Wind him up, and Ron Fournier clangs his tinny "both sides" cymbals. He's been writing the same, schoolmarmish, tsk-tsk column week after week, for years now. Only the subject matter changes.
Today it's DHS funding, or rather the lack of it, which is a staggeringly obvious acute symptom of the GOP's exclusive, and chronic, disorders. Yet Fournier thunders that "Both parties deserve a measure of blame for the latest dysfunction."
That's his assessment. Notice, however, how he shifts perspectives toward the end of his piece: "The fact that both sides are wrong doesn't mean they are equally wrong." This declaration would be an extension of his assessment, right? A bit of clarifying finger-pointing, in which the guiltless party might nonetheless share some minor measure of blame? Wrong. Fournier's next sentence removes him, in toto, from his own appraisal and any such fairness (my emphasis): "Most voters are likely to conclude that Republicans are a bit more culpable than Democrats." Not Fournier. Most voters. And, of course, just "a bit."
Subsequently he returns to 50-50 blame-laying: "If DHS shuts down this weekend, it almost doesn't matter who get[s] blamed in the short, medium, and long terms. Both parties will be failures. Again."
The singular point of Fournier's columns — one undifferentiated piece after another — is that both sides are at fault. Yet when that narrative becomes absurd even to Fournier and his sympathetic readership, he suddenly declares that blame "almost doesn't matter." It's all rather pathetic.
It just seems like more of the same old "government is the problem" narrative that is intended to create voter apathy.
Posted by: Marc | February 25, 2015 at 11:54 AM
Fournier is playing his assigned part in the right wing distortion machine. To have maximum effect, they need people in respectable and/or mainstream outlets to push the conversation in their preferred direction. With Fournier, or Jonathan Karl at ABC, or that 60 minutes correspondent who tried to elevate Benghazi conspiracy theories by airing them on that still-respected show, or in their own ways, Davids Brooks and Frum, they all sing a particular tune meant to obfuscate and confuse the public as to the GOP's ongoing sabotage.
With Fournier, it's become so predictable that it's a punchline now among liberals, but that is of no concern to him. Blame both sides, ignoring or papering over all of the necessary context and prior history implicating the GOP's responsibility, and whenever possible, blame Obama for failing to leeeeeaaaaad. Every.single.time. Thus he turns blindingly obvious, despicable GOP sabotage into just your usual partisan bickering. Tsk tsk. And he gets invited on Morning Joke and approvingly cited by mainstream journalists and Sunday show anchors for his faux above-the-fray chin-stroking bullshit. Which helps the GOP skate away from the scene of their latest fiasco in a cloud of "they're all to blame" chatter.
I still hold out hope that my charitable long-distance diagnosis of Ron as having severe dementia proves to be true. But it's far more likely that he doesn't believe a word of what he says, knows exactly what's going on, and is carrying water for his preferred side, which has always quite obviously been the GOP - recall his mash notes with Karl "keep up the fight" Rove and his being offered the job of McCain's top press surrogate. The fact that he still claims a nonpartisan objectivity is just further evidence of how far gone the political media is today.

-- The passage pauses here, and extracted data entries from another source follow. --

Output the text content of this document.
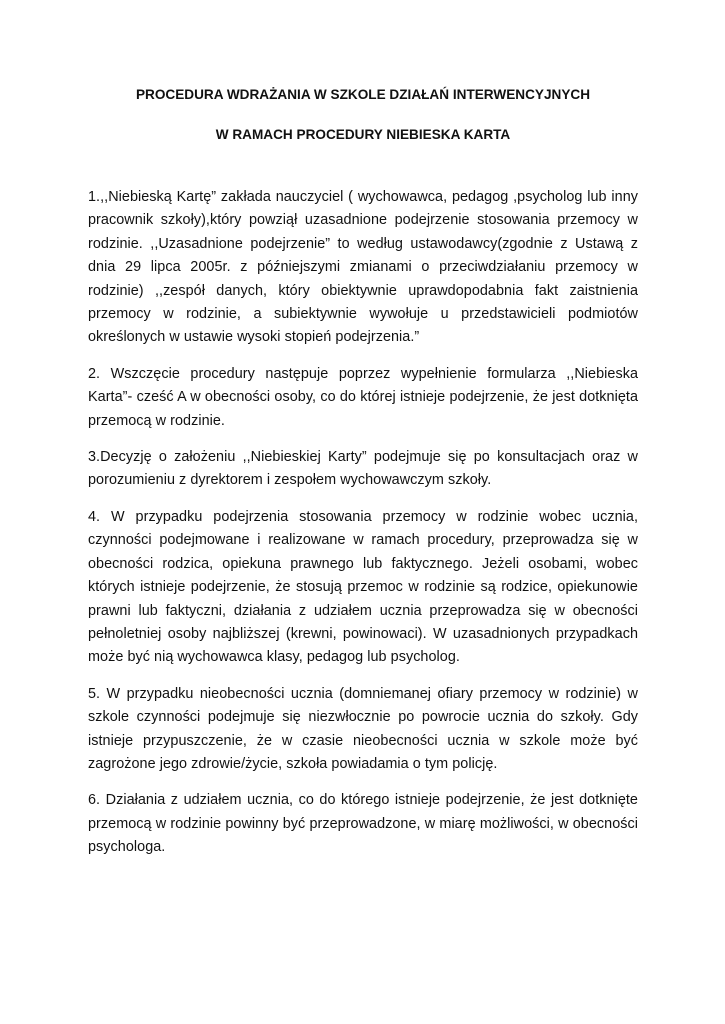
PROCEDURA WDRAŻANIA W SZKOLE DZIAŁAŃ INTERWENCYJNYCH
W RAMACH PROCEDURY NIEBIESKA KARTA

1.,,Niebieską Kartę” zakłada nauczyciel ( wychowawca, pedagog ,psycholog lub inny pracownik szkoły),który powziął uzasadnione podejrzenie stosowania przemocy w rodzinie. ,,Uzasadnione podejrzenie” to według ustawodawcy(zgodnie z Ustawą z dnia 29 lipca 2005r. z późniejszymi zmianami o przeciwdziałaniu przemocy w rodzinie) ,,zespół danych, który obiektywnie uprawdopodabnia fakt zaistnienia przemocy w rodzinie, a subiektywnie wywołuje u przedstawicieli podmiotów określonych w ustawie wysoki stopień podejrzenia.”

2. Wszczęcie procedury następuje poprzez wypełnienie formularza ,,Niebieska Karta”- cześć A w obecności osoby, co do której istnieje podejrzenie, że jest dotknięta przemocą w rodzinie.

3.Decyzję o założeniu ,,Niebieskiej Karty” podejmuje się po konsultacjach oraz w porozumieniu z dyrektorem i zespołem wychowawczym szkoły.

4. W przypadku podejrzenia stosowania przemocy w rodzinie wobec ucznia, czynności podejmowane i realizowane w ramach procedury, przeprowadza się w obecności rodzica, opiekuna prawnego lub faktycznego. Jeżeli osobami, wobec których istnieje podejrzenie, że stosują przemoc w rodzinie są rodzice, opiekunowie prawni lub faktyczni, działania z udziałem ucznia przeprowadza się w obecności pełnoletniej osoby najbliższej (krewni, powinowaci). W uzasadnionych przypadkach może być nią wychowawca klasy, pedagog lub psycholog.

5. W przypadku nieobecności ucznia (domniemanej ofiary przemocy w rodzinie) w szkole czynności podejmuje się niezwłocznie po powrocie ucznia do szkoły. Gdy istnieje przypuszczenie, że w czasie nieobecności ucznia w szkole może być zagrożone jego zdrowie/życie, szkoła powiadamia o tym policję.

6. Działania z udziałem ucznia, co do którego istnieje podejrzenie, że jest dotknięte przemocą w rodzinie powinny być przeprowadzone, w miarę możliwości, w obecności psychologa.
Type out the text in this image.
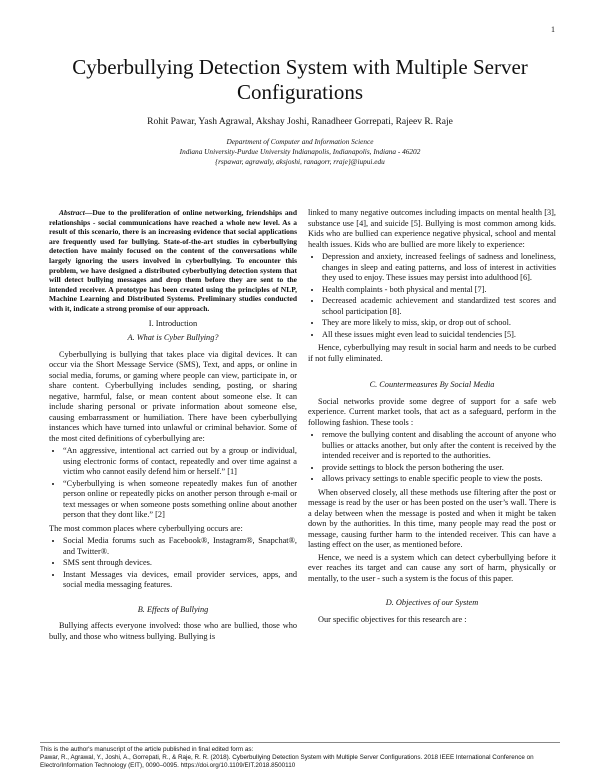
1
Cyberbullying Detection System with Multiple Server Configurations
Rohit Pawar, Yash Agrawal, Akshay Joshi, Ranadheer Gorrepati, Rajeev R. Raje
Department of Computer and Information Science
Indiana University-Purdue University Indianapolis, Indianapolis, Indiana - 46202
{rspawar, agrawaly, aksjoshi, ranagorr, rraje}@iupui.edu

Abstract—Due to the proliferation of online networking, friendships and relationships - social communications have reached a whole new level. As a result of this scenario, there is an increasing evidence that social applications are frequently used for bullying. State-of-the-art studies in cyberbullying detection have mainly focused on the content of the conversations while largely ignoring the users involved in cyberbullying. To encounter this problem, we have designed a distributed cyberbullying detection system that will detect bullying messages and drop them before they are sent to the intended receiver. A prototype has been created using the principles of NLP, Machine Learning and Distributed Systems. Preliminary studies conducted with it, indicate a strong promise of our approach.

I. Introduction
A. What is Cyber Bullying?

Cyberbullying is bullying that takes place via digital devices. It can occur via the Short Message Service (SMS), Text, and apps, or online in social media, forums, or gaming where people can view, participate in, or share content. Cyberbullying includes sending, posting, or sharing negative, harmful, false, or mean content about someone else. It can include sharing personal or private information about someone else, causing embarrassment or humiliation. There have been cyberbullying instances which have turned into unlawful or criminal behavior. Some of the most cited definitions of cyberbullying are:

• “An aggressive, intentional act carried out by a group or individual, using electronic forms of contact, repeatedly and over time against a victim who cannot easily defend him or herself.” [1]
• “Cyberbullying is when someone repeatedly makes fun of another person online or repeatedly picks on another person through e-mail or text messages or when someone posts something online about another person that they dont like.” [2]

The most common places where cyberbullying occurs are:

• Social Media forums such as Facebook®, Instagram®, Snapchat®, and Twitter®.
• SMS sent through devices.
• Instant Messages via devices, email provider services, apps, and social media messaging features.
B. Effects of Bullying

Bullying affects everyone involved: those who are bullied, those who bully, and those who witness bullying. Bullying is

linked to many negative outcomes including impacts on mental health [3], substance use [4], and suicide [5]. Bullying is most common among kids. Kids who are bullied can experience negative physical, school and mental health issues. Kids who are bullied are more likely to experience:

• Depression and anxiety, increased feelings of sadness and loneliness, changes in sleep and eating patterns, and loss of interest in activities they used to enjoy. These issues may persist into adulthood [6].
• Health complaints - both physical and mental [7].
• Decreased academic achievement and standardized test scores and school participation [8].
• They are more likely to miss, skip, or drop out of school.
• All these issues might even lead to suicidal tendencies [5].

Hence, cyberbullying may result in social harm and needs to be curbed if not fully eliminated.

C. Countermeasures By Social Media

Social networks provide some degree of support for a safe web experience. Current market tools, that act as a safeguard, perform in the following fashion. These tools :

• remove the bullying content and disabling the account of anyone who bullies or attacks another, but only after the content is received by the intended receiver and is reported to the authorities.
• provide settings to block the person bothering the user.
• allows privacy settings to enable specific people to view the posts.

When observed closely, all these methods use filtering after the post or message is read by the user or has been posted on the user’s wall. There is a delay between when the message is posted and when it might be taken down by the authorities. In this time, many people may read the post or message, causing further harm to the intended receiver. This can have a lasting effect on the user, as mentioned before.

Hence, we need is a system which can detect cyberbullying before it ever reaches its target and can cause any sort of harm, physically or mentally, to the user - such a system is the focus of this paper.

D. Objectives of our System

Our specific objectives for this research are :

This is the author's manuscript of the article published in final edited form as:
Pawar, R., Agrawal, Y., Joshi, A., Gorrepati, R., & Raje, R. R. (2018). Cyberbullying Detection System with Multiple Server Configurations. 2018 IEEE International Conference on Electro/Information Technology (EIT), 0090–0095. https://doi.org/10.1109/EIT.2018.8500110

Posted by: Turgidson | February 25, 2015 at 12:11 PM
Ornstein and Mann's "Lets Just Say It: Republicans are the Problem" is still the best editorial I've read on the issue:
http://www.washingtonpost.com/opinions/lets-just-say-it-the-republicans-are-the-problem/2012/04/27/gIQAxCVUlT_story.html
Posted by: Jason | February 25, 2015 at 01:26 PM
Clearly it is the duty of those inclined to compromise to do so with those who refuse to compromise. Naturally anyone with a brain and a rudimentary understanding of game theory instantly gets that in order to win anything you MUST be among the uncompromising. On this one bases a government?